Naturopathic Clinical Art and Sciences NCAS I-VI
These courses are designed to prepare students for the reality of a clinical setting, in which people are human and problems are occasionally unclear. The course will cover many approaches, including Problem Based Learning (PBL), case-based collaborative learning, patient research, and case analysis. This course begins with clinical entrance in the third year, and continues to the end of the naturopathic medicine program. It serves as an educational core, uniting the curriculum with clinical practice
The courses include a series of projects in each term based on clinical problems or topical issues. These issues are usually presented as patient cases. It examines each facet of clinical practice to sharpen clinical, diagnostic and treatment skills, case management and professional attitudes.
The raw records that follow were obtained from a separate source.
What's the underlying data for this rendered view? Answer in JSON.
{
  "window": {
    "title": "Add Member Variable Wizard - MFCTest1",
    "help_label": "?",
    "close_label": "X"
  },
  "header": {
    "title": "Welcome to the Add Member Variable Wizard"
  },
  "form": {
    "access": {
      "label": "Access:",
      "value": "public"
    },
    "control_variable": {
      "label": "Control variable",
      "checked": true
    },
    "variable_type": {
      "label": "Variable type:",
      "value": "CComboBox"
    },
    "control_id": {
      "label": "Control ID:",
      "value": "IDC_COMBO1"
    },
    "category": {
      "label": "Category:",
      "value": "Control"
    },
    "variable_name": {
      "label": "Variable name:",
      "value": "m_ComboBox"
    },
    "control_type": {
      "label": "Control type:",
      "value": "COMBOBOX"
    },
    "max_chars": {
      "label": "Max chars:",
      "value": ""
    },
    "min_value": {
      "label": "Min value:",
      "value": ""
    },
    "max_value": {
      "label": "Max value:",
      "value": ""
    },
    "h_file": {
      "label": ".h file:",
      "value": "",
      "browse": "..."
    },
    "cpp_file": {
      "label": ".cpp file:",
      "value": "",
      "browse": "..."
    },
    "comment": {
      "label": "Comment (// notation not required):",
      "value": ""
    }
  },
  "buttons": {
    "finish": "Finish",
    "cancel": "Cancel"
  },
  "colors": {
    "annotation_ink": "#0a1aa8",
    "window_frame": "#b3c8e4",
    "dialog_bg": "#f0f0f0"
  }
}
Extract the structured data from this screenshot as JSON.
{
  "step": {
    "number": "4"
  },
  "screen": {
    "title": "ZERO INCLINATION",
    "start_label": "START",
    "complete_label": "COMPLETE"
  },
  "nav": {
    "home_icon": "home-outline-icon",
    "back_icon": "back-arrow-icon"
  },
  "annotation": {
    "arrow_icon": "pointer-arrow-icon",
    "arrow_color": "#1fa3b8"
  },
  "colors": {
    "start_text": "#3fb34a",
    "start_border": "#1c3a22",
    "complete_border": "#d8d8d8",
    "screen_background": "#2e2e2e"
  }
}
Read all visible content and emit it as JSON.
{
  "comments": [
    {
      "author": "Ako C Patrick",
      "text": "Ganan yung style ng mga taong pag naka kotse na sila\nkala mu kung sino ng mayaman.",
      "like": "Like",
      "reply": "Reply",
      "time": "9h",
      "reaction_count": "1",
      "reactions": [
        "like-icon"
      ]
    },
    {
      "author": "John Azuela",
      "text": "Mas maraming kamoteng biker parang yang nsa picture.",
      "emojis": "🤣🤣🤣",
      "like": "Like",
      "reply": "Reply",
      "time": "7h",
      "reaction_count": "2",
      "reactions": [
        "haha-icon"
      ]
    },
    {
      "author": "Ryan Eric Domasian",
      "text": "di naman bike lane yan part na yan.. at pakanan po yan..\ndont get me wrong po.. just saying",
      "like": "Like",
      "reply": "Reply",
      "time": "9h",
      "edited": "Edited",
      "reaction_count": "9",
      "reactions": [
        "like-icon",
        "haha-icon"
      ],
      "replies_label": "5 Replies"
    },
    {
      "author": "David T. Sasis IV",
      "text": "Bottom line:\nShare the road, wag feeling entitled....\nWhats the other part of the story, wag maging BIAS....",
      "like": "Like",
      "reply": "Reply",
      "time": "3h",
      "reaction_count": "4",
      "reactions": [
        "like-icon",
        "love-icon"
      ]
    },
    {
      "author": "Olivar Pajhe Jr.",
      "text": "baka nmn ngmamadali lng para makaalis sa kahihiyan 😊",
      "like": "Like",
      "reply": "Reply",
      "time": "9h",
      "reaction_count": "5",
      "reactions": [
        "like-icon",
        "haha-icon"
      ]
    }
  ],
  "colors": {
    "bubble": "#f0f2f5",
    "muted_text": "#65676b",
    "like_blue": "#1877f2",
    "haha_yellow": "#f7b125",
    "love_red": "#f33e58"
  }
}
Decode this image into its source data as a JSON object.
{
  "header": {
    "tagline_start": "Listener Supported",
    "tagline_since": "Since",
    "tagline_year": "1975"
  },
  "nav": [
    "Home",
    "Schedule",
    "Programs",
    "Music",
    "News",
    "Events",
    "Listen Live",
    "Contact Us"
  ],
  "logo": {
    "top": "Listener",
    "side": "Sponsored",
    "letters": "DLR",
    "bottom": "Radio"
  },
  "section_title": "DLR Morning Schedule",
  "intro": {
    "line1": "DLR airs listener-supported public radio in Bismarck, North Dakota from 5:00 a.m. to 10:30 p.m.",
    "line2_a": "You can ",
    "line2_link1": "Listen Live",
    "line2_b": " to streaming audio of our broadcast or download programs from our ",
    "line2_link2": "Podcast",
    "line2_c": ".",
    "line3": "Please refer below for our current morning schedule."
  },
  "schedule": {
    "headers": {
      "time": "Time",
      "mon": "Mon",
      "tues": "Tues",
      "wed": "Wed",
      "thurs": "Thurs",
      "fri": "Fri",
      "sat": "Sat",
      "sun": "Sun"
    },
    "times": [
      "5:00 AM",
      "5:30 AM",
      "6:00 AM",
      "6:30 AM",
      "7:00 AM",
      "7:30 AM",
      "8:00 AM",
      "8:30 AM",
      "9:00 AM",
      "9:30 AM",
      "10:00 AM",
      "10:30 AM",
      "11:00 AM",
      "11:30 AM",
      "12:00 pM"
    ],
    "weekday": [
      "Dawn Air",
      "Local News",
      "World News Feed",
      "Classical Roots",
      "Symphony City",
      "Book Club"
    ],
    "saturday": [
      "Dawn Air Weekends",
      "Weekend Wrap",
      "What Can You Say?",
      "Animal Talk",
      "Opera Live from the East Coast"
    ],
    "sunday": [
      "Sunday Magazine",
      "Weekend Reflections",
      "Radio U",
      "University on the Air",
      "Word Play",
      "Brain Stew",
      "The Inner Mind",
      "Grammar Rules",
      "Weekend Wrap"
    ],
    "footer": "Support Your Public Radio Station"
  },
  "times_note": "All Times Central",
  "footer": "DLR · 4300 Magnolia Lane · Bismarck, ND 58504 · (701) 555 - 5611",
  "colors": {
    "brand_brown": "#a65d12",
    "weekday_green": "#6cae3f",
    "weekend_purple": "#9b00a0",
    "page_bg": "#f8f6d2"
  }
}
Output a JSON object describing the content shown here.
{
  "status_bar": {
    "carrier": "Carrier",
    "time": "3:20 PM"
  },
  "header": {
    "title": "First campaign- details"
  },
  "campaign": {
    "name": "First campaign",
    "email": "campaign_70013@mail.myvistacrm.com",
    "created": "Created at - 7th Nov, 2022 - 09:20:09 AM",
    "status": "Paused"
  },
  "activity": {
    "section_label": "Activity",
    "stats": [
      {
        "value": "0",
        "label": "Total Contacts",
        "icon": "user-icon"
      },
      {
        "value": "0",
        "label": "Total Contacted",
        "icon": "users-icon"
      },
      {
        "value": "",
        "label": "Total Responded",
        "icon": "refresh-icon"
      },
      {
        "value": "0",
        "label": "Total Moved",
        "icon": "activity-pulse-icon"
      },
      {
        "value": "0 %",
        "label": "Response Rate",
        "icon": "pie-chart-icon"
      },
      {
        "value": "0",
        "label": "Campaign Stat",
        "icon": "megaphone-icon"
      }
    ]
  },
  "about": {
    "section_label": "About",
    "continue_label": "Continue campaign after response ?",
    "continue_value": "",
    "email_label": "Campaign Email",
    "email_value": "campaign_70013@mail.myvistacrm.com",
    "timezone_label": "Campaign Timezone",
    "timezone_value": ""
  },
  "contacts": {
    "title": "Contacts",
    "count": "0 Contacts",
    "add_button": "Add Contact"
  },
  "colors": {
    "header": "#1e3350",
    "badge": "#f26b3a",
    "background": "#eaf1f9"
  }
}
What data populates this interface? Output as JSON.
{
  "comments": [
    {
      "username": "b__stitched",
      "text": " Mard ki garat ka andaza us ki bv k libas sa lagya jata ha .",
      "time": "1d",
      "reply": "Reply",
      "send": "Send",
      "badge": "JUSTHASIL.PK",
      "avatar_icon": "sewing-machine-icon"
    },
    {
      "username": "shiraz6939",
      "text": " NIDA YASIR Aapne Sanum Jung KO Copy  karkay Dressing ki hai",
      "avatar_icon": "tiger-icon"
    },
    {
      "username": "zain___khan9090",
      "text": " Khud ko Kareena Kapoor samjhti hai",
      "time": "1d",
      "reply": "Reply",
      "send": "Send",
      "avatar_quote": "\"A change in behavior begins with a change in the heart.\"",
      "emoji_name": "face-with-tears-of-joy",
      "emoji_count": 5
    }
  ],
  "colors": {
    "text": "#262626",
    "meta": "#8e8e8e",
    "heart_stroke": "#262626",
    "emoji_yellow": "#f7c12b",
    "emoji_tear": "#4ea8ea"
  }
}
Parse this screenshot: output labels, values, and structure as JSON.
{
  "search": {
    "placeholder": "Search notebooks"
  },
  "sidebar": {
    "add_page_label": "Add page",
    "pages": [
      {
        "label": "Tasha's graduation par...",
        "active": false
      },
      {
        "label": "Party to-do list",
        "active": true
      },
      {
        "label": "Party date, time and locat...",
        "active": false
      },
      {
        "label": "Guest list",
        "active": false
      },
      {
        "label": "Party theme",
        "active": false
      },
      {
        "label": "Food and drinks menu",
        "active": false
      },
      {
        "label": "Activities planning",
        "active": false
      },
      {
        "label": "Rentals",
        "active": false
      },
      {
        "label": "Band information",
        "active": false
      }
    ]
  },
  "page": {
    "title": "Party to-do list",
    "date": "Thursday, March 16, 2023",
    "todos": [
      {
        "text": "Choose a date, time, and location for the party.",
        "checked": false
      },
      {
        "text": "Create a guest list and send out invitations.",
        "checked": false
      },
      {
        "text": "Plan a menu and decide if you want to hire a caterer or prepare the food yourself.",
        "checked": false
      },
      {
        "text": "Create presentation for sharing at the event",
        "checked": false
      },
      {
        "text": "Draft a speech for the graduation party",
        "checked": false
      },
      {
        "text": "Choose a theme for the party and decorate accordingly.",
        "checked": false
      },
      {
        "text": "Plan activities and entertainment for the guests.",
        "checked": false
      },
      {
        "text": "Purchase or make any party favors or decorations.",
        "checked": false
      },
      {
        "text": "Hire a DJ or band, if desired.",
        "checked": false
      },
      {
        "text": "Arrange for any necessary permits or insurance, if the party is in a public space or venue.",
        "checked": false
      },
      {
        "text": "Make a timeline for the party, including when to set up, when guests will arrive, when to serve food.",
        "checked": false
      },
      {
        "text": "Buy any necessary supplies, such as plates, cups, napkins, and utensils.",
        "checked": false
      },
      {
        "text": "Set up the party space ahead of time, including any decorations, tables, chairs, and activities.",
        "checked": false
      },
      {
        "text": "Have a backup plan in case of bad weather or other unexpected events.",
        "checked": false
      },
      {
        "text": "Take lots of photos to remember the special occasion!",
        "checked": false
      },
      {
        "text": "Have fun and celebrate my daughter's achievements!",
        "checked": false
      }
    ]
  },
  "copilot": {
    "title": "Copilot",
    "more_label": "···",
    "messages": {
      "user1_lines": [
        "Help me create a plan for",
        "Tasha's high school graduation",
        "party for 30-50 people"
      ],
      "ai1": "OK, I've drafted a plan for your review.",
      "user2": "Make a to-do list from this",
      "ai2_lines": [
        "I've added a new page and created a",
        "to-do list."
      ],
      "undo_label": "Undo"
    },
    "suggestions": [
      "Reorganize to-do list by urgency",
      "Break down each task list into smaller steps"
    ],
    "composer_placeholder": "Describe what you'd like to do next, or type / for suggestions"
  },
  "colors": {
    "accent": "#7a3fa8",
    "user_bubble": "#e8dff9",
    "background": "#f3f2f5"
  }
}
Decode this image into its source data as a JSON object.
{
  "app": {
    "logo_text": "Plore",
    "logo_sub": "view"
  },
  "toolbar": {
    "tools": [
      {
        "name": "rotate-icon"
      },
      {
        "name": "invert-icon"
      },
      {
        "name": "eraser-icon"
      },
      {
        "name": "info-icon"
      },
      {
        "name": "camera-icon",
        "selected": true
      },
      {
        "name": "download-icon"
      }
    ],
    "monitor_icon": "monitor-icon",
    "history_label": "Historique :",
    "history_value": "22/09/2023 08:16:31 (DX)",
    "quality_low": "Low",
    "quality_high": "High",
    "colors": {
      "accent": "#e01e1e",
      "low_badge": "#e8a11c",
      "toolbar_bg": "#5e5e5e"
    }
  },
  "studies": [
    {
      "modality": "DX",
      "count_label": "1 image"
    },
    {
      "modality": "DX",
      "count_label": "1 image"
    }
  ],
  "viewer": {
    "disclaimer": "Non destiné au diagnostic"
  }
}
The students are responsible for making the process work. The instructor’s function is to facilitate and support the group by acting as a resource and serving as an unobtrusive educational coach to guide students in reasoning their way through the presented challenge.
Learning is promoted through facilitating students’ access to their own prior knowledge, articulation of this knowledge as it relates to the problem and the identification of the limitations of their knowledge. The instructor also engages students in reflection on the process and provides feedback and evaluation. As the course progresses throughout the program, students become more and more responsible for their own learning and become increasingly independent of the instructor for their education.
Clinical Diagnosis I-IV (Didactic with Lab)
The clinical diagnosis courses provide an in-depth study of the significance and interpretation of clinical signs and symptoms for the development of diagnostic skills appropriate to the primary care provider. Emphasis is placed on the collection and interpretation of physical/clinical data to arrive at a medical/naturopathic diagnosis. The physical clinical diagnostic components teach the skills of the physical examination of a patient, introducing the techniques and practices of auscultation, palpation, and observation using appropriate diagnostic tools. Understanding the underlying factors which contribute to the development and the early detection of disease are examined. Through lecture, practice, and the study of case histories, students develop history taking and physical examination skills, learn to develop a diagnosis, cultivate clinical judgment and problem-solving abilities, and develop competency in differential diagnosis and assessment.